The Stigma Around “Older Moms” Holds Fast Despite Changing Birth Trends
The average age of the first-time mom is reaching a new high. According to the US Census Bureau, data collected over the past 30 years shows that the fertility rate of women ages 20-24 has declined by 43 percent, while the rates of women ages 35-39 have increased by 67 percent. So if the median age of motherhood is rising, why is the stigma associated with being an “older mother” sticking around?

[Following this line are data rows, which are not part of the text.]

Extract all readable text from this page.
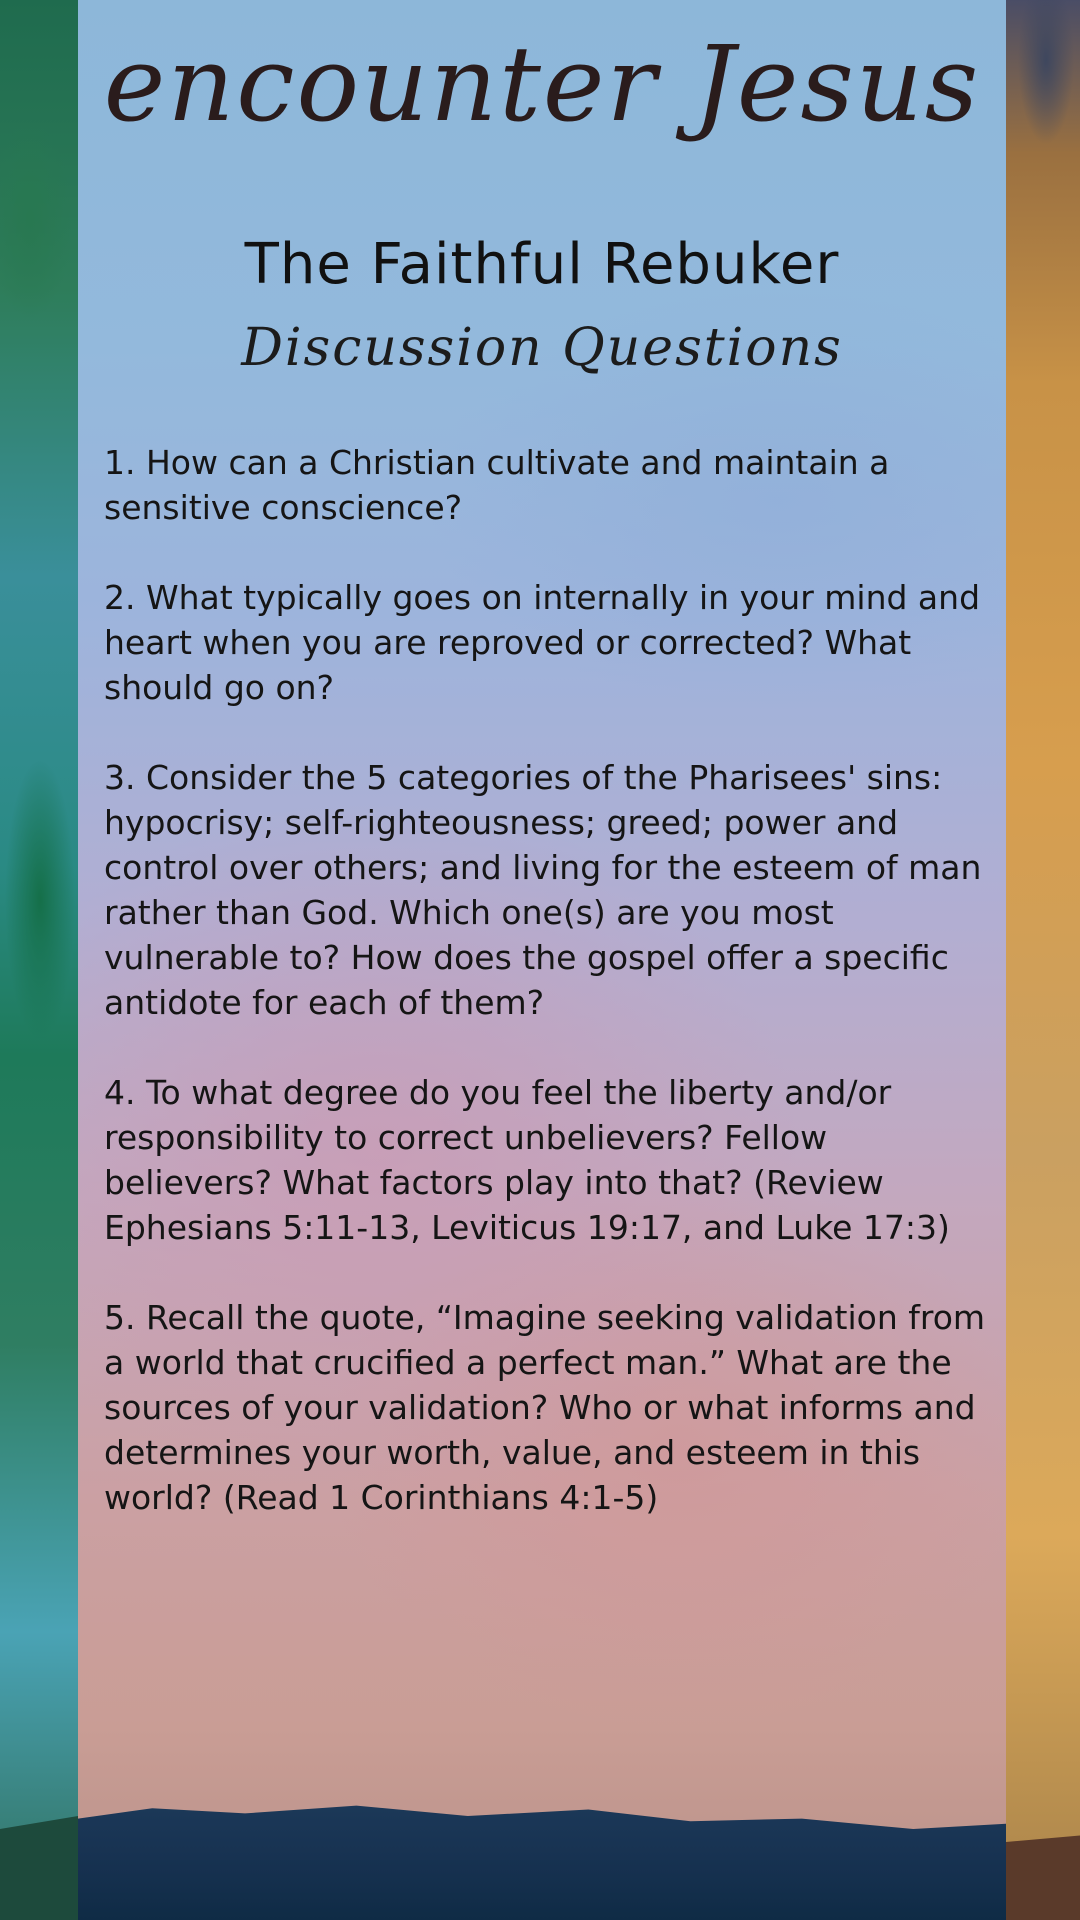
encounter Jesus
The Faithful Rebuker
Discussion Questions
1. How can a Christian cultivate and maintain a sensitive conscience?
2. What typically goes on internally in your mind and heart when you are reproved or corrected? What should go on?
3. Consider the 5 categories of the Pharisees' sins: hypocrisy; self-righteousness; greed; power and control over others; and living for the esteem of man rather than God. Which one(s) are you most vulnerable to? How does the gospel offer a specific antidote for each of them?
4. To what degree do you feel the liberty and/or responsibility to correct unbelievers? Fellow believers? What factors play into that? (Review Ephesians 5:11-13, Leviticus 19:17, and Luke 17:3)
5. Recall the quote, “Imagine seeking validation from a world that crucified a perfect man.” What are the sources of your validation? Who or what informs and determines your worth, value, and esteem in this world? (Read 1 Corinthians 4:1-5)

In a new study published in the journal Health, Risk and Society, Concordia University political science professor Francesca Scala argues the rhetoric around older motherhood is ageist, ableist and out of step with current childbirth trends.
For her research, Scala and study co-author Michael Orsini reviewed policy documents, government reports, professional statements and guidelines from organizations such as the Canadian Medical Association, containing terms such as “advanced maternal age,” “delayed childbearing,” “older mothers” and “infertility.”
They overwhelmingly found three representations of older mothers as risk-producing subjects, unnatural mothers, and irresponsible reproductive citizens. These unflattering descriptions not only exile and stigmatize older mothers but seemingly hold moms responsible for their infertility and unlikelihood to have a “healthy” child.
While the researchers don’t dispute the real medical risks present in later-in-life pregnancy, such as preeclampsia and gestational diabetes, they do take issue with the stigmatizing of older mothers as unnatural. After all, studies have shown fathers of advanced paternal age can also contribute to birth defects and a higher risk of miscarriage. But no one is calling them irresponsible or labeling them as “geriatric fathers.”
These negative representations in a clinical setting can create an inherent bias that can impact the care women receive, especially regarding efforts around conception. Outside of medical care, the stigma around older mothers can also affect their interactions with day cares, carpool lines, social groups and even family members.
But for all the stigmas and risks that come along with being an older mother, many women believe that it’s worth the trouble. Better financial circumstances, increased job development, time to travel and an overall feeling of knowing yourself better are just some of the reasons why women feel having children later in life can be beneficial.
Not to mention there are many barriers that can make having a child at a younger age difficult. The lack of affordable childcare and paid maternity leave, coupled with a global pandemic and high maternal mortality rates, have led to record-low birth rates.
Despite the study being conducted in Canada, it’s easy to see how the identified issues apply worldwide. Scala believes ultimately that the government and society must step up to make it possible for women to give birth whenever the time is right for them.
In an interview with Concordia University, Scala notes, “Instead of putting the onus on women to adhere to their ‘biological clock,’ I would like to see more discussion about how broader social and economic forces shape women’s path to motherhood. How can we, as a society, support women having children at their ideal time, for example, with accessible daycare, so they are not penalized for having children too early or too late?”